Published: 8 March 2007

Abstract

Background

Microarrays have been widely used for the analysis of gene expression and several commercial platforms are available. The combined use of multiple platforms can overcome the inherent biases of each approach, and may represent an alternative that is complementary to RT-PCR for identification of the more robust changes in gene expression profiles.

In this paper, we combined statistical and functional analysis for the cross platform validation of two oligonucleotide-based technologies, Affymetrix (AFFX) and Applied Biosystems (ABI), and for the identification of differentially expressed genes.

Results

In this study, we analysed differentially expressed genes after treatment of an ovarian carcinoma cell line with a cell cycle inhibitor. Treated versus control RNA was analysed for expression of 16425 genes represented on both platforms.
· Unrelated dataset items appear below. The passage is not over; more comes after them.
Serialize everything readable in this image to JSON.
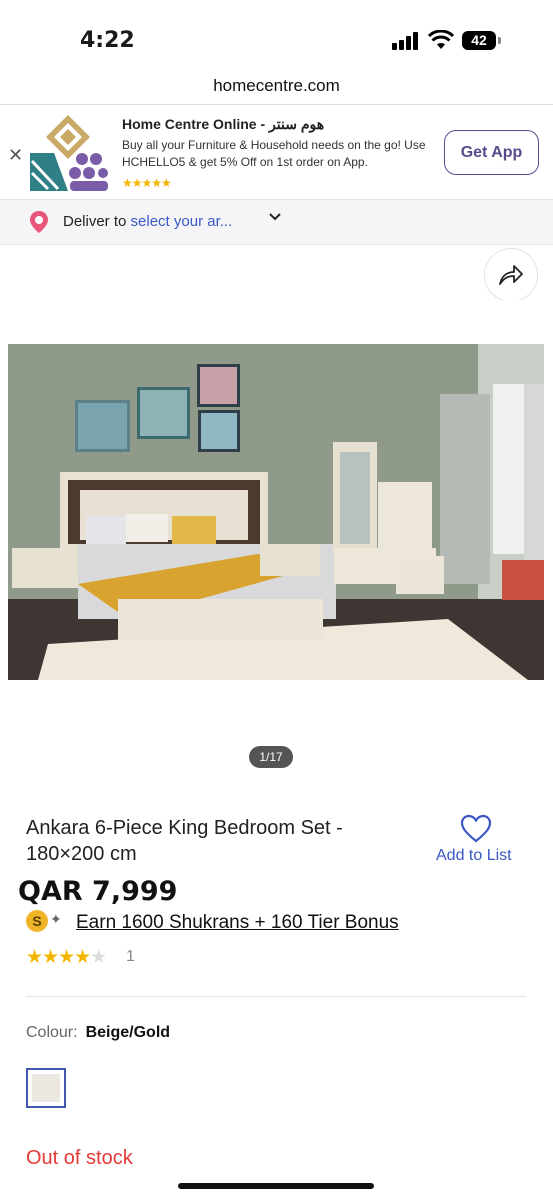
{
  "status_bar": {
    "time": "4:22",
    "battery": "42"
  },
  "browser": {
    "url": "homecentre.com"
  },
  "app_banner": {
    "title": "Home Centre Online - هوم سنتر",
    "description": "Buy all your Furniture & Household needs on the go! Use HCHELLO5 & get 5% Off on 1st order on App.",
    "stars": "★★★★★",
    "get_app_label": "Get App"
  },
  "delivery": {
    "prefix": "Deliver to",
    "link": "select your ar..."
  },
  "gallery": {
    "counter": "1/17"
  },
  "product": {
    "title": "Ankara 6-Piece King Bedroom Set - 180×200 cm",
    "wishlist_label": "Add to List",
    "price": "QAR 7,999",
    "shukran_coin": "S",
    "shukran_text": "Earn 1600 Shukrans + 160 Tier Bonus",
    "rating_on": "★★★★",
    "rating_off": "★",
    "rating_value": 4,
    "rating_count": "1",
    "colour_label": "Colour:",
    "colour_value": "Beige/Gold",
    "stock_status": "Out of stock"
  },
  "colors": {
    "accent": "#3a57c4",
    "brand_purple": "#5a4a8c",
    "out_of_stock": "#e53935",
    "star": "#f5b400"
  }
}
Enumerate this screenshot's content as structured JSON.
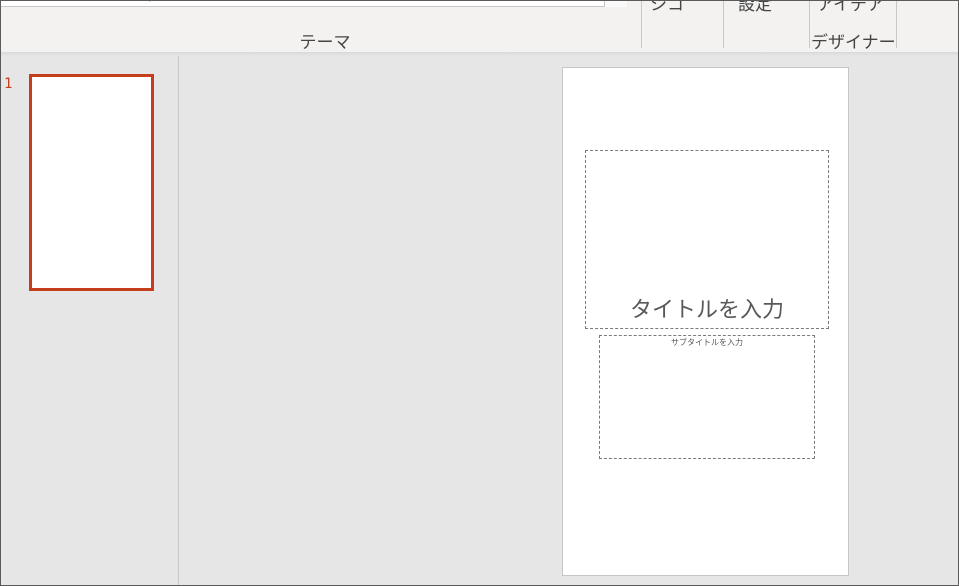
{
  "ribbon": {
    "group_label": "テーマ",
    "buttons": [
      {
        "label": "シコ"
      },
      {
        "label": "設定"
      },
      {
        "label_top": "アイデア",
        "label_bottom": "デザイナー"
      }
    ]
  },
  "thumbnails": [
    {
      "number": "1",
      "selected": true
    }
  ],
  "slide": {
    "title_placeholder": "タイトルを入力",
    "subtitle_placeholder": "サブタイトルを入力"
  },
  "colors": {
    "accent": "#c43e1c",
    "ribbon_bg": "#f3f2f1",
    "workspace_bg": "#e6e6e6"
  }
}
We assessed reproducibility between replicates for each platform using CAT plots, and we found it high for both, with better scores for AFFX. We then applied integrative correlation analysis to assess reproducibility of gene expression patterns across studies, bypassing the need for normalizing expression measurements across platforms. We identified 930 genes as differentially expressed on AFFX and 908 on ABI, with ~80% common to both platforms. Despite the different absolute values, the range of intensities of the differentially expressed genes detected by each platform was similar. ABI showed a slightly higher dynamic range in FC values, which might be associated with its detection system. 62/66 genes identified as differentially expressed by Microarray were confirmed by RT-PCR.

Conclusion

In this study we present a cross-platform validation of two oligonucleotide-based technologies, AFFX and ABI. We found good reproducibility between replicates, and showed that both platforms can be used to select differentially expressed genes with substantial agreement. Pathway analysis of the affected functions identified themes well in agreement with those expected for a cell cycle inhibitor, suggesting that this procedure is appropriate to facilitate the identification of biologically relevant signatures associated with compound treatment. The high rate of confirmation found for both common and platform-specific genes suggests that the combination of platforms may overcome biases related to probe design and technical features, thereby accelerating the identification of trustworthy differentially expressed genes.